After the birth, her condition worsened and one hour and two minutes later, she was wheeled into intensive care where an internist suggested a possible stroke.
With dark blood, “almost like oil” flowing from her nose, mouth and uterus, she needed transfusions until Cowal stemmed the bleeding with a balloon inserted into Garcia’s uterus.
Her heart seized again and anethesiologist Dr. Bill Wong predicted the “likelihood of her living was very remote,” Cowal said.
At 11.37 a.m. she was taken to a cardiac operating room, where for 90 minutes staff performed CPR and repeatedly tried to shock Garcia’s heart back to life.
Consulting with anethesiologists and heart-lung machine operators, Dr.
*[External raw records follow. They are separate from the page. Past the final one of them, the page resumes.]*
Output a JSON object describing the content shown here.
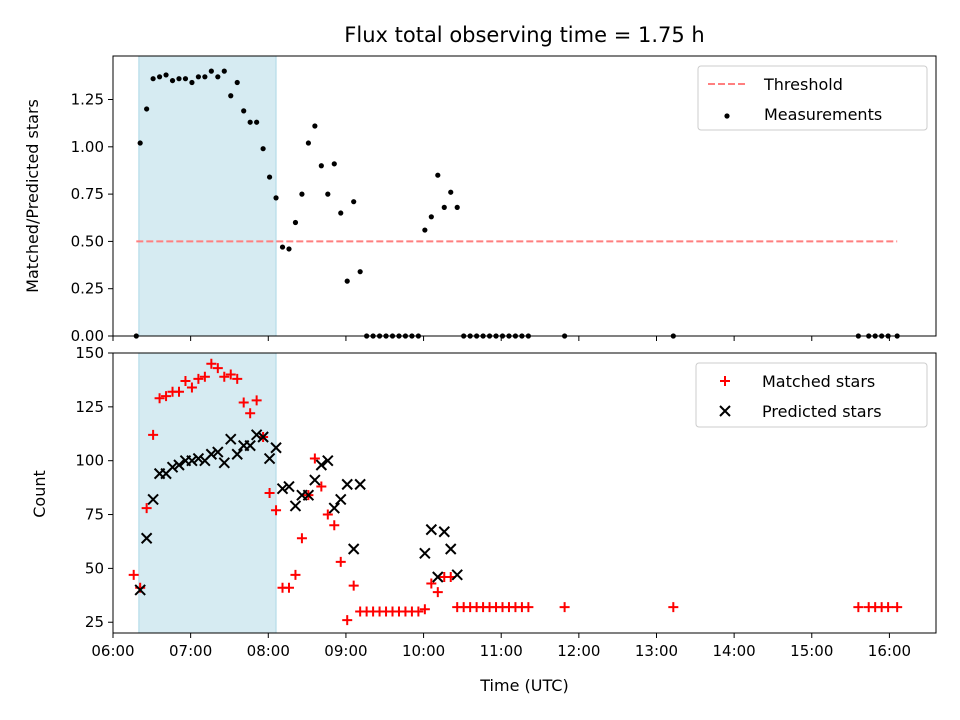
{
  "chart_data": {
    "title": "Flux total observing time = 1.75 h",
    "xlabel": "Time (UTC)",
    "xlim": [
      6.0,
      16.6
    ],
    "x_ticks": [
      "06:00",
      "07:00",
      "08:00",
      "09:00",
      "10:00",
      "11:00",
      "12:00",
      "13:00",
      "14:00",
      "15:00",
      "16:00"
    ],
    "highlight_span": [
      "06:20",
      "08:06"
    ],
    "panels": [
      {
        "type": "scatter",
        "ylabel": "Matched/Predicted stars",
        "ylim": [
          0,
          1.48
        ],
        "y_ticks": [
          "0.00",
          "0.25",
          "0.50",
          "0.75",
          "1.00",
          "1.25"
        ],
        "legend": "top-right",
        "series": [
          {
            "name": "Measurements",
            "color": "#000000",
            "marker": "dot",
            "points": [
              [
                "06:18",
                0.0
              ],
              [
                "06:21",
                1.02
              ],
              [
                "06:26",
                1.2
              ],
              [
                "06:31",
                1.36
              ],
              [
                "06:36",
                1.37
              ],
              [
                "06:41",
                1.38
              ],
              [
                "06:46",
                1.35
              ],
              [
                "06:51",
                1.36
              ],
              [
                "06:56",
                1.36
              ],
              [
                "07:01",
                1.34
              ],
              [
                "07:06",
                1.37
              ],
              [
                "07:11",
                1.37
              ],
              [
                "07:16",
                1.4
              ],
              [
                "07:21",
                1.37
              ],
              [
                "07:26",
                1.4
              ],
              [
                "07:31",
                1.27
              ],
              [
                "07:36",
                1.34
              ],
              [
                "07:41",
                1.19
              ],
              [
                "07:46",
                1.13
              ],
              [
                "07:51",
                1.13
              ],
              [
                "07:56",
                0.99
              ],
              [
                "08:01",
                0.84
              ],
              [
                "08:06",
                0.73
              ],
              [
                "08:11",
                0.47
              ],
              [
                "08:16",
                0.46
              ],
              [
                "08:21",
                0.6
              ],
              [
                "08:26",
                0.75
              ],
              [
                "08:31",
                1.02
              ],
              [
                "08:36",
                1.11
              ],
              [
                "08:41",
                0.9
              ],
              [
                "08:46",
                0.75
              ],
              [
                "08:51",
                0.91
              ],
              [
                "08:56",
                0.65
              ],
              [
                "09:01",
                0.29
              ],
              [
                "09:06",
                0.71
              ],
              [
                "09:11",
                0.34
              ],
              [
                "09:16",
                0.0
              ],
              [
                "09:21",
                0.0
              ],
              [
                "09:26",
                0.0
              ],
              [
                "09:31",
                0.0
              ],
              [
                "09:36",
                0.0
              ],
              [
                "09:41",
                0.0
              ],
              [
                "09:46",
                0.0
              ],
              [
                "09:51",
                0.0
              ],
              [
                "09:56",
                0.0
              ],
              [
                "10:01",
                0.56
              ],
              [
                "10:06",
                0.63
              ],
              [
                "10:11",
                0.85
              ],
              [
                "10:16",
                0.68
              ],
              [
                "10:21",
                0.76
              ],
              [
                "10:26",
                0.68
              ],
              [
                "10:31",
                0.0
              ],
              [
                "10:36",
                0.0
              ],
              [
                "10:41",
                0.0
              ],
              [
                "10:46",
                0.0
              ],
              [
                "10:51",
                0.0
              ],
              [
                "10:56",
                0.0
              ],
              [
                "11:01",
                0.0
              ],
              [
                "11:06",
                0.0
              ],
              [
                "11:11",
                0.0
              ],
              [
                "11:16",
                0.0
              ],
              [
                "11:21",
                0.0
              ],
              [
                "11:49",
                0.0
              ],
              [
                "13:13",
                0.0
              ],
              [
                "15:36",
                0.0
              ],
              [
                "15:44",
                0.0
              ],
              [
                "15:49",
                0.0
              ],
              [
                "15:54",
                0.0
              ],
              [
                "15:59",
                0.0
              ],
              [
                "16:06",
                0.0
              ]
            ]
          },
          {
            "name": "Threshold",
            "color": "#ff7f7f",
            "style": "dashed",
            "points": [
              [
                "06:18",
                0.5
              ],
              [
                "16:06",
                0.5
              ]
            ]
          }
        ]
      },
      {
        "type": "scatter",
        "ylabel": "Count",
        "ylim": [
          20,
          150
        ],
        "y_ticks": [
          "25",
          "50",
          "75",
          "100",
          "125",
          "150"
        ],
        "legend": "top-right",
        "series": [
          {
            "name": "Matched stars",
            "color": "#ff0000",
            "marker": "plus",
            "points": [
              [
                "06:16",
                47
              ],
              [
                "06:21",
                41
              ],
              [
                "06:26",
                78
              ],
              [
                "06:31",
                112
              ],
              [
                "06:36",
                129
              ],
              [
                "06:41",
                130
              ],
              [
                "06:46",
                132
              ],
              [
                "06:51",
                132
              ],
              [
                "06:56",
                137
              ],
              [
                "07:01",
                134
              ],
              [
                "07:06",
                138
              ],
              [
                "07:11",
                139
              ],
              [
                "07:16",
                145
              ],
              [
                "07:21",
                143
              ],
              [
                "07:26",
                139
              ],
              [
                "07:31",
                140
              ],
              [
                "07:36",
                138
              ],
              [
                "07:41",
                127
              ],
              [
                "07:46",
                122
              ],
              [
                "07:51",
                128
              ],
              [
                "07:56",
                111
              ],
              [
                "08:01",
                85
              ],
              [
                "08:06",
                77
              ],
              [
                "08:11",
                41
              ],
              [
                "08:16",
                41
              ],
              [
                "08:21",
                47
              ],
              [
                "08:26",
                64
              ],
              [
                "08:31",
                84
              ],
              [
                "08:36",
                101
              ],
              [
                "08:41",
                88
              ],
              [
                "08:46",
                75
              ],
              [
                "08:51",
                70
              ],
              [
                "08:56",
                53
              ],
              [
                "09:01",
                26
              ],
              [
                "09:06",
                42
              ],
              [
                "09:11",
                30
              ],
              [
                "09:16",
                30
              ],
              [
                "09:21",
                30
              ],
              [
                "09:26",
                30
              ],
              [
                "09:31",
                30
              ],
              [
                "09:36",
                30
              ],
              [
                "09:41",
                30
              ],
              [
                "09:46",
                30
              ],
              [
                "09:51",
                30
              ],
              [
                "09:56",
                30
              ],
              [
                "10:01",
                31
              ],
              [
                "10:06",
                43
              ],
              [
                "10:11",
                39
              ],
              [
                "10:16",
                46
              ],
              [
                "10:21",
                46
              ],
              [
                "10:26",
                32
              ],
              [
                "10:31",
                32
              ],
              [
                "10:36",
                32
              ],
              [
                "10:41",
                32
              ],
              [
                "10:46",
                32
              ],
              [
                "10:51",
                32
              ],
              [
                "10:56",
                32
              ],
              [
                "11:01",
                32
              ],
              [
                "11:06",
                32
              ],
              [
                "11:11",
                32
              ],
              [
                "11:16",
                32
              ],
              [
                "11:21",
                32
              ],
              [
                "11:49",
                32
              ],
              [
                "13:13",
                32
              ],
              [
                "15:36",
                32
              ],
              [
                "15:44",
                32
              ],
              [
                "15:49",
                32
              ],
              [
                "15:54",
                32
              ],
              [
                "15:59",
                32
              ],
              [
                "16:06",
                32
              ]
            ]
          },
          {
            "name": "Predicted stars",
            "color": "#000000",
            "marker": "x",
            "points": [
              [
                "06:21",
                40
              ],
              [
                "06:26",
                64
              ],
              [
                "06:31",
                82
              ],
              [
                "06:36",
                94
              ],
              [
                "06:41",
                94
              ],
              [
                "06:46",
                97
              ],
              [
                "06:51",
                98
              ],
              [
                "06:56",
                100
              ],
              [
                "07:01",
                100
              ],
              [
                "07:06",
                101
              ],
              [
                "07:11",
                100
              ],
              [
                "07:16",
                103
              ],
              [
                "07:21",
                104
              ],
              [
                "07:26",
                99
              ],
              [
                "07:31",
                110
              ],
              [
                "07:36",
                103
              ],
              [
                "07:41",
                107
              ],
              [
                "07:46",
                107
              ],
              [
                "07:51",
                112
              ],
              [
                "07:56",
                111
              ],
              [
                "08:01",
                101
              ],
              [
                "08:06",
                106
              ],
              [
                "08:11",
                87
              ],
              [
                "08:16",
                88
              ],
              [
                "08:21",
                79
              ],
              [
                "08:26",
                84
              ],
              [
                "08:31",
                84
              ],
              [
                "08:36",
                91
              ],
              [
                "08:41",
                98
              ],
              [
                "08:46",
                100
              ],
              [
                "08:51",
                78
              ],
              [
                "08:56",
                82
              ],
              [
                "09:01",
                89
              ],
              [
                "09:06",
                59
              ],
              [
                "09:11",
                89
              ],
              [
                "10:01",
                57
              ],
              [
                "10:06",
                68
              ],
              [
                "10:11",
                46
              ],
              [
                "10:16",
                67
              ],
              [
                "10:21",
                59
              ],
              [
                "10:26",
                47
              ]
            ]
          }
        ]
      }
    ]
  }
}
Gopal Bhatnagar decided to use a cardiopulmonary bypass unit, concluding “the alternative was death.”
Cyril Serrick, who operated the unit, said, “normally with anybody with pupils fixed and dilated, you’d be dead.”
Nurses moving at “superhero speed” prepared the machine while the team massaged her heart and lungs to prevent clots after opening her chest.
Garcia’s heart rallied, but with her lungs still faltering, the team finally realized her continuing grave condition was caused by a rare amniotic fluid embolism.
During Jacob’s delivery, the fluid entered her bloodstream through a surgical cut.
“Most doctors see that only once in their career,” Cowal said.
In a rare move, the surgical team hooked Garcia up to an artificial lung normally used for distressed premature newborns.
To everyone’s amazement, barely 20 hours later, she was able to be placed on a standard ventilator.
Due to the swelling of his wife’s body after the first heart attack, Collazo didn’t recognize her. “There was so much blood ....”
He had to alert his stepdaughter, Siurlin, a student born in Cuba before she and her mom emigrated in 1995.
Hospital staff warned them “she might have died,” Collazo said. “It was a nightmare.”
When Garcia awoke at 7.30 p.m. on Aug. 18 after being under heavy sedation for a week, she saw a photo of her newborn put there by the nurses and a sign: “Baby Jacob.”
Confused, she started asking questions.
A bassinet was soon brought in and Garcia had the first of many visits with her son before his discharge Sept. 1 to the care of his dad, sister, grandma and aunt in the family’s Mississauga home.
“Now he’s playing with his hands, he’s so happy,” his proud mom said in the living room after being discharged Oct. 21.
“Thank God they didn’t give up,” she said.
Her mom, Rita Maria Milian, has a word for it — “milagro”.
That’s miracle in their native Cuban language.